I’ve always considered myself a daddy’s girl and Mom often said I had Dad wrapped around my little finger because he was there for my birth. I was the only child out of their five that he witnessed because at the time fathers were not allowed in the delivery rooms at the hospital.

Twenty-two months later Mom delivered one more baby, my youngest brother, Steven. Because we were the closest in age we shared the upstairs bedroom for several years and had lots of fun playing together. See Siblings by Chance, Friends by Choice.

Me at two years old loving my stuff animal.

Me at two years old loving my stuff animal.

In my elementary years while we were on vacation at Disneyland, I vividly remember begging my dad to buy me a big stuffed animal. “Dad, think of the money I saved you by being born at home,” I pleaded.

“You were the most expensive child!” He replied. “At the hospital I had to admit not one, but TWO patients. You were considered contaminated by being born at home so you were not allowed in the nursery. They kept you in isolation for a few days, which was an added expense.”

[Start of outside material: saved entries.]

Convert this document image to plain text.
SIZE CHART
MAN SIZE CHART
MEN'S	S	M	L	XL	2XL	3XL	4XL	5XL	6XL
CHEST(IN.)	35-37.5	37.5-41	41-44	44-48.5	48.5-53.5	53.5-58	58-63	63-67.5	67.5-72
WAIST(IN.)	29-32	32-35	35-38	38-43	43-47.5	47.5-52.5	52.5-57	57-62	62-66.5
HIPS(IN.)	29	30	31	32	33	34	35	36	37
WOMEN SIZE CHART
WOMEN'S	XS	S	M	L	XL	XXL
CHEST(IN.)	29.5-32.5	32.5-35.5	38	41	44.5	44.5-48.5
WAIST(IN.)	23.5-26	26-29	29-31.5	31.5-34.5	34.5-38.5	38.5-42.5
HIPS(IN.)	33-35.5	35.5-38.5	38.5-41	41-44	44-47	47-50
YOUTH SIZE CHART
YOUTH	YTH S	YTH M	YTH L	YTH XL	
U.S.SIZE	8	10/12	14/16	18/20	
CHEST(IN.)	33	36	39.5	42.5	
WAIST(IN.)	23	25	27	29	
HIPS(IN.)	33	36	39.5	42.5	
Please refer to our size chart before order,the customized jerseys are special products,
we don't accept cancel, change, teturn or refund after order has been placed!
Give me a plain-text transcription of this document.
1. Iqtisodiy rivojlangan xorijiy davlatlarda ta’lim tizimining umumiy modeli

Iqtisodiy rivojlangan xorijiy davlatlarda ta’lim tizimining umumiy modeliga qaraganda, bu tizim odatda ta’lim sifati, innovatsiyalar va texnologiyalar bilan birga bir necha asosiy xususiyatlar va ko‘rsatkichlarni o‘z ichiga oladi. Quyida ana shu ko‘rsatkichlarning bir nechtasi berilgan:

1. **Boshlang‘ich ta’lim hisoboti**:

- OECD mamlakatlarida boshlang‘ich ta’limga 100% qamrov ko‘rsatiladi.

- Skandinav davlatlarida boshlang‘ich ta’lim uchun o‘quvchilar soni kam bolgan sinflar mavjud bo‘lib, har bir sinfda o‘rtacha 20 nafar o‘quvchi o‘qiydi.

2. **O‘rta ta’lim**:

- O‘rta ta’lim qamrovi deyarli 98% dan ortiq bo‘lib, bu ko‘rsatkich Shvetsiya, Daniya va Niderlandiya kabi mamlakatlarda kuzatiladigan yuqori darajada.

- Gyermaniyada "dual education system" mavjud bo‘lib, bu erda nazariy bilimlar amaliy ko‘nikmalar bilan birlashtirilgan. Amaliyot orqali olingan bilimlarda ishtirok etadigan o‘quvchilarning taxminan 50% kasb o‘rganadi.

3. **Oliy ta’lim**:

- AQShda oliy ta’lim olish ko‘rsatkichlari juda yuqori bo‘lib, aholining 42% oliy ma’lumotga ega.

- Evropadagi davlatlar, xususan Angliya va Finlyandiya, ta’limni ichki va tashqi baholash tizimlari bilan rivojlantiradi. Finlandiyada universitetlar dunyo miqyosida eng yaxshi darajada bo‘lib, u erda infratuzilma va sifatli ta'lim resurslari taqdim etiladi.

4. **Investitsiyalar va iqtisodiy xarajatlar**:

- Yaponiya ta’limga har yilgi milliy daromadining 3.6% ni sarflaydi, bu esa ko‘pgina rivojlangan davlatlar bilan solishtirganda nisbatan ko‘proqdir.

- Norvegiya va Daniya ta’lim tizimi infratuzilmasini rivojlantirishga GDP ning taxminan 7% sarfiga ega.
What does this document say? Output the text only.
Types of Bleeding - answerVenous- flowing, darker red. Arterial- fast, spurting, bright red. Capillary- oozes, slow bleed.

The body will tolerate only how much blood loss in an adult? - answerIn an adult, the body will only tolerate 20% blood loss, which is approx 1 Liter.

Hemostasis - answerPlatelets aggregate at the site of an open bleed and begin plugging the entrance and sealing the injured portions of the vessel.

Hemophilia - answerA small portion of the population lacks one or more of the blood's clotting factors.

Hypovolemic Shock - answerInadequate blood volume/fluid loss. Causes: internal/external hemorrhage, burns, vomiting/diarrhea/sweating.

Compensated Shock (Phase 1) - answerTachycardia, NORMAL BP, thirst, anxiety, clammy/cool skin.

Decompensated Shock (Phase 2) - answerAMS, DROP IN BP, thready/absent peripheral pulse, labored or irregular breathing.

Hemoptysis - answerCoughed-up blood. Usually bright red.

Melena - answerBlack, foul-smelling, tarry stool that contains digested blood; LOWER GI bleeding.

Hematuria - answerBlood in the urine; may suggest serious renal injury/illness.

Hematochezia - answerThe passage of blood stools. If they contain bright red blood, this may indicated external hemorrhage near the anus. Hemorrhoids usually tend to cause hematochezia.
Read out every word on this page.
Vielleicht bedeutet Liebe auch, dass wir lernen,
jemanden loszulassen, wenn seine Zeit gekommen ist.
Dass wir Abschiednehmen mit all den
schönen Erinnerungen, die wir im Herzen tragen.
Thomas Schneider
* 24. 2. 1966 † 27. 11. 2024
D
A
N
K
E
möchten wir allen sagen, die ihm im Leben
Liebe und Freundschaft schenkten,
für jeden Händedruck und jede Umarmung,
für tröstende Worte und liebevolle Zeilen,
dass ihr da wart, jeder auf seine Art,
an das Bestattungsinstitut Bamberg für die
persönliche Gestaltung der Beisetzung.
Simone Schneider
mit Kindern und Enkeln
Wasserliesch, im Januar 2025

Not only sadden by the fact I wasn’t getting the large stuffed animal, I was shocked by his reply. I previously thought I had saved my parents from the whole hospital scene and therefore was some kind of super hero. After all I had been called the kitchen baby by family and friends. Wow, what a blow this information was to me and an indication that I didn’t really have my dad wrapped around my little finger after all—at least not this time.

Now that I’m older and have gone through child bearing myself, I appreciate what my folks went through to get me here and feel some guilt for being so impatient and determined. However, I am so grateful for the bond it created and know I’m blessed to have such marvelous parents. It’s been a wonderful life, thanks to them!